Hollandais né à Bruxelles en 1889, dans la maison où vécut Victor Hugo dans son exil, Nicolas Eekman est un grand coloriste et un virtuose de la composition.


Pendant la Première Guerre mondiale, un ami pacifiste, pasteur, l’invite à séjourner aux pays-Bas au presbytère de Nuenen, où a vécu naguère la famille Van Gogh et où Vincent a peint.


En 1920, il décide de s’installer à Paris. Ce sera définitif. Il fréquente le quartier de Montparnasse, où il retrouve des compatriotes flamands, Kees van Dongen, Georges Vantongerloo… En 1928, il expose ses oeuvres en compagnie de Mondrian, dont le travail est pourtant l’opposé du sien. Mais qu’importe, c’est un ami et leur amitié est profonde.


Pendant l’Occupation, connu pour ses idées socialistes et sa proximité avec la Résistance, il craint d’être arrêté par les Nazis et se réfugie au Pays Basque, en zone non-occupée. Il change sa signature et devient Ekma.

 

 


"Le Quatuor de la zone"

Toute sa vie, Nicolas Eekman a poursuivi un dialogue essentiel avec les maîtres flamands qu’il aimait tant. Dans Le Quatuor de la zone, il rend hommage à Bruegel et à sa Parabole des aveugles - qui se suivent en file indienne, on s’en souvient, et finissent par tomber dans un trou. Il remplace les aveugles par des musiciens vagabonds.

 



"Sortilèges"


Dans Sortilèges, une sorcière dont on admire l’impressionnant profil, s’est associée à un oiseleur qui tient dans sa main un chardon (symbole de son engagement) et a enfermé un hibou dans un globe. Le hibou illustre traditionnellement le thème de la séduction mais représente aussi le diable qui prend l’apparence de l’innocence pour conduire les humains à leur perte.Une scène qui, avec ses détails fantastiques, s’inscrit dans la droite ligne de Bosch.



"Cavalcade"
 
Chez les peintres flamands primitifs, Eekman reconnait ses vraies racines. Les références à Bosch sont omniprésentes, à l’image de ces grelots dans Cavalcade qui sont traditionnellement associés à la folie, ou bien ce bleu obsédant d’une tunique, bleu que Bosch associait à l’hypocrisie et à la tromperie.




"Poissons volants"

En mai 68, Nicolas Eekman est marqué par les violences policières contre les manifestants étudiants. Il évoque ce thème dans Poissons volants et laisse libre cours à son imagination en peignant un personnage qui attrape dans son épuisette les paroles émises par des haut-parleurs.
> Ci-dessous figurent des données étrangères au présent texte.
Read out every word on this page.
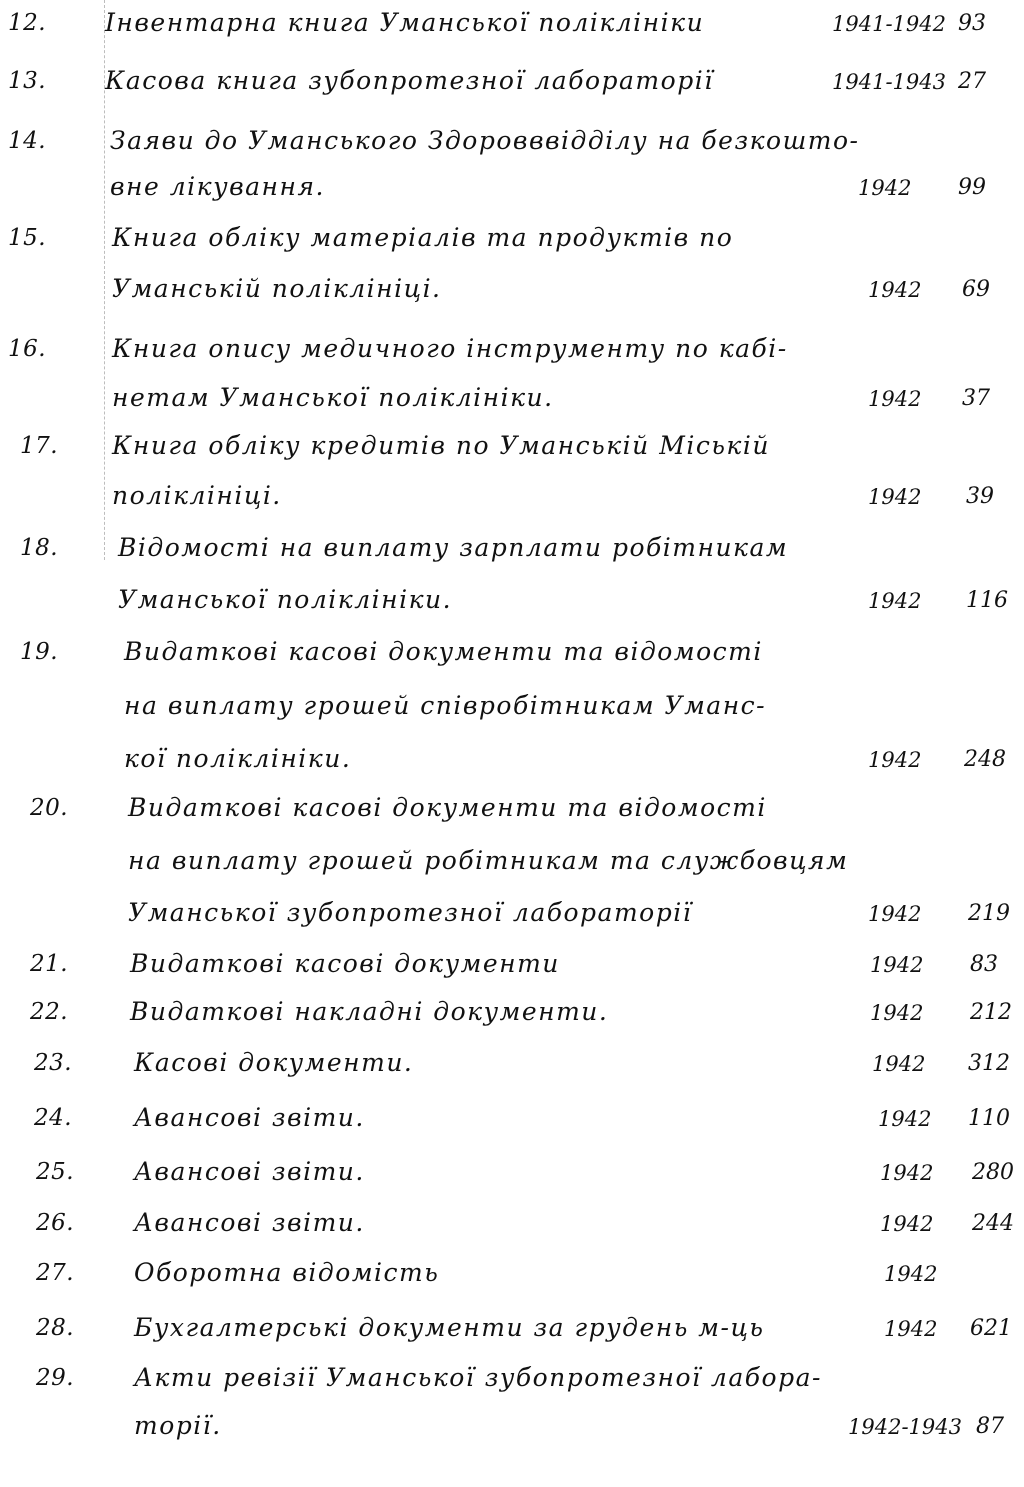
12. Інвентарна книга Уманської поліклініки	1941-1942 93
13. Касова книга зубопротезної лабораторії	1941-1943 27
14.	Заяви до Уманського Здоровввідділу на безкошто-
вне лікування.	1942 99
15.	Книга обліку матеріалів та продуктів по
Уманській поліклініці.	1942 69
16.	Книга опису медичного інструменту по кабі-
нетам Уманської поліклініки.	1942 37
17. Книга обліку кредитів по Уманській Міській
поліклініці.	1942 39
18. Відомості на виплату зарплати робітникам
Уманської поліклініки.	1942 116
19.	Видаткові касові документи та відомості
на виплату грошей співробітникам Уманс-
кої поліклініки.	1942 248
20. Видаткові касові документи та відомості
на виплату грошей робітникам та службовцям
Уманської зубопротезної лабораторії	1942 219
21. Видаткові касові документи	1942 83
22. Видаткові накладні документи.	1942 212
23. Касові документи.	1942 312
24. Авансові звіти.	1942 110
25. Авансові звіти.	1942 280
26. Авансові звіти.	1942 244
27. Оборотна відомість	1942
28. Бухгалтерські документи за грудень м-ць	1942 621
29. Акти ревізії Уманської зубопротезної лабора-
торії.	1942-1943 87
Au fur et à mesure que les années passent, sa peinture se fait de plus en plus fantastique.

 


"Le Petit Cheval de bois"

"L'Arête"


"Mascarade"

La carnaval, les masques, les déguisements font partie intégrante de son inspiration, suivant ainsi l’influence de James Ensor avec qui il partageait une vision sarcastique de la vie. Et une admiration sans borne pour la peinture flamande ancienne. Dans Mascarade, des figures masquées apparaissent, inquiétantes et énigmatiques, alors qu’au premier plan, un arlequin présente un miroir à un singe, qui mime la méchanceté des hommes.



"Nu au totem"

Dans Nu au totem, une prêtresse d’un culte mystérieux rend hommage à une divinité monstrueuse, un âne au corps de lion. Eekman laisse aller sa fantaisie en utilisant le beau visage de son épouse, figure centrale des tableaux des années 70.

 

 

"Deux jeunes filles nues se coiffant"


"La légende de Till l'Espiègle"

Le monde fabuleux de Nicolas Eekman apparait indissociable de celui de Till l’Espiègle, le personnage facétieux et insoumis, dont il a mis en scène avec brio les aventures rocambolesques. Il s’est beaucoup identifié à ce farceur flamand célèbre qui lui ressemblait beaucoup.


Bruno SOURDIN.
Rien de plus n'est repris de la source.